(Bloomberg) -- Europe’s overhaul of finance-industry regulations is opening unexpected trapdoors under aging bank securities.
Three times recently notes have suffered sharp selloffs partly because of differing expectations about how new rules will affect old debt. The slumps rattled investors who thought they understood the risks in instruments that have traded for as long as three decades, and raised questions about what other surprises may be hiding among at least $74 billion of pre-crisis subordinated debt sold by European banks and insurers.
“There is a certain degree of uncertainty,” said Simon Adamson, a financial services analyst at CreditSights. “In many cases, grandfathering rules are not entirely clear and you can even have lawyers disagreeing.”

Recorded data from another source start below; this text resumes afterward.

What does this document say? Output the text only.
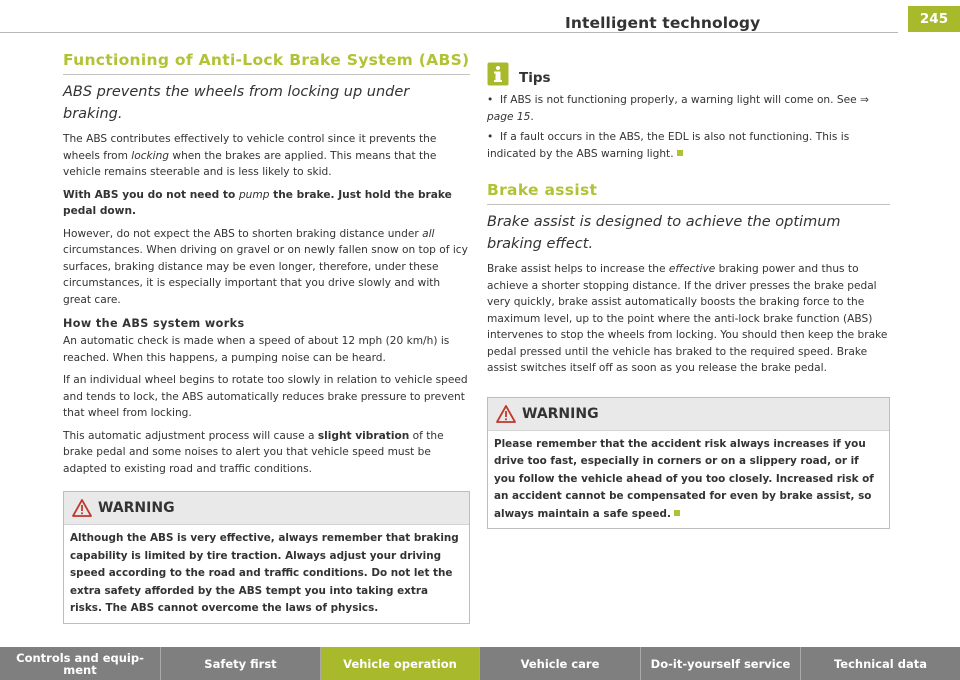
Intelligent technology	245
Functioning of Anti-Lock Brake System (ABS)
ABS prevents the wheels from locking up under braking.

The ABS contributes effectively to vehicle control since it prevents the wheels from locking when the brakes are applied. This means that the vehicle remains steerable and is less likely to skid.

With ABS you do not need to pump the brake. Just hold the brake pedal down.

However, do not expect the ABS to shorten braking distance under all circumstances. When driving on gravel or on newly fallen snow on top of icy surfaces, braking distance may be even longer, therefore, under these circumstances, it is especially important that you drive slowly and with great care.

How the ABS system works

An automatic check is made when a speed of about 12 mph (20 km/h) is reached. When this happens, a pumping noise can be heard.

If an individual wheel begins to rotate too slowly in relation to vehicle speed and tends to lock, the ABS automatically reduces brake pressure to prevent that wheel from locking.

This automatic adjustment process will cause a slight vibration of the brake pedal and some noises to alert you that vehicle speed must be adapted to existing road and traffic conditions.

WARNING
Although the ABS is very effective, always remember that braking capability is limited by tire traction. Always adjust your driving speed according to the road and traffic conditions. Do not let the extra safety afforded by the ABS tempt you into taking extra risks. The ABS cannot overcome the laws of physics.
Tips
•  If ABS is not functioning properly, a warning light will come on. See ⇒ page 15.
•  If a fault occurs in the ABS, the EDL is also not functioning. This is indicated by the ABS warning light.
Brake assist
Brake assist is designed to achieve the optimum braking effect.

Brake assist helps to increase the effective braking power and thus to achieve a shorter stopping distance. If the driver presses the brake pedal very quickly, brake assist automatically boosts the braking force to the maximum level, up to the point where the anti-lock brake function (ABS) intervenes to stop the wheels from locking. You should then keep the brake pedal pressed until the vehicle has braked to the required speed. Brake assist switches itself off as soon as you release the brake pedal.

WARNING
Please remember that the accident risk always increases if you drive too fast, especially in corners or on a slippery road, or if you follow the vehicle ahead of you too closely. Increased risk of an accident cannot be compensated for even by brake assist, so always maintain a safe speed.
Controls and equip-
ment	Safety first	Vehicle operation	Vehicle care	Do-it-yourself service	Technical data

UniCredit SpA hybrid notes called Cashes were the latest victims of the uncertainty, tumbling almost 20 percent in two days last week amid questions about their regulatory treatment. The rout followed earlier collapses for 1980s perpetual notes and U.K. preference shares, which were both sparked by issuers surprising investors in their response to rule changes.
The UniCredit slump was the result of Caius Capital LLC querying the eligibility of the Cashes notes, issued in early 2009, under updated capital rules. The hedge fund pursued a similar regulatory-led strategy last year at West Bromwich Building Society, which eventually resulted in the U.K. lender undertaking a debt swap.
Caius’s actions may spur others to try similar campaigns targeting other notes issued before capital rules were overhauled, according to Vaclav Vacikar, an analyst at Rabobank. Still, regulators are unlikely to reverse their decision on the Cashes notes as they will want to avoid spreading uncertainty, he wrote in a note to clients on May 9.
HSBC Holdings Plc triggered a perpetuals slump earlier this month by reclassifying notes issued in the 1980s ahead of a looming update of the European Union’s Capital Requirements Regulation. The change dashed hopes that the bonds would be retired at a premium, causing a selloff that spread to similar Nordea Bank AB and BNP Paribas SA securities.
U.K. insurer Aviva Plc prompted a preference-share rout in March with a suggestion that it would cancel “irredeemable” notes at par ahead of the end of Solvency II grandfathering rules. The proposal hammered preference shares across the U.K., including notes from Lloyds Banking Group Plc, Royal Bank of Scotland Group Plc and Standard Chartered Plc. The securities have failed to recoup all of the losses, even though Aviva has ruled out its original proposal.
Across the bank-capital market, “there is more volatility,” said Richard Thomson, a credit analyst at Janus Henderson. “Regulatory changes mean there are risks due to the uncertainty.”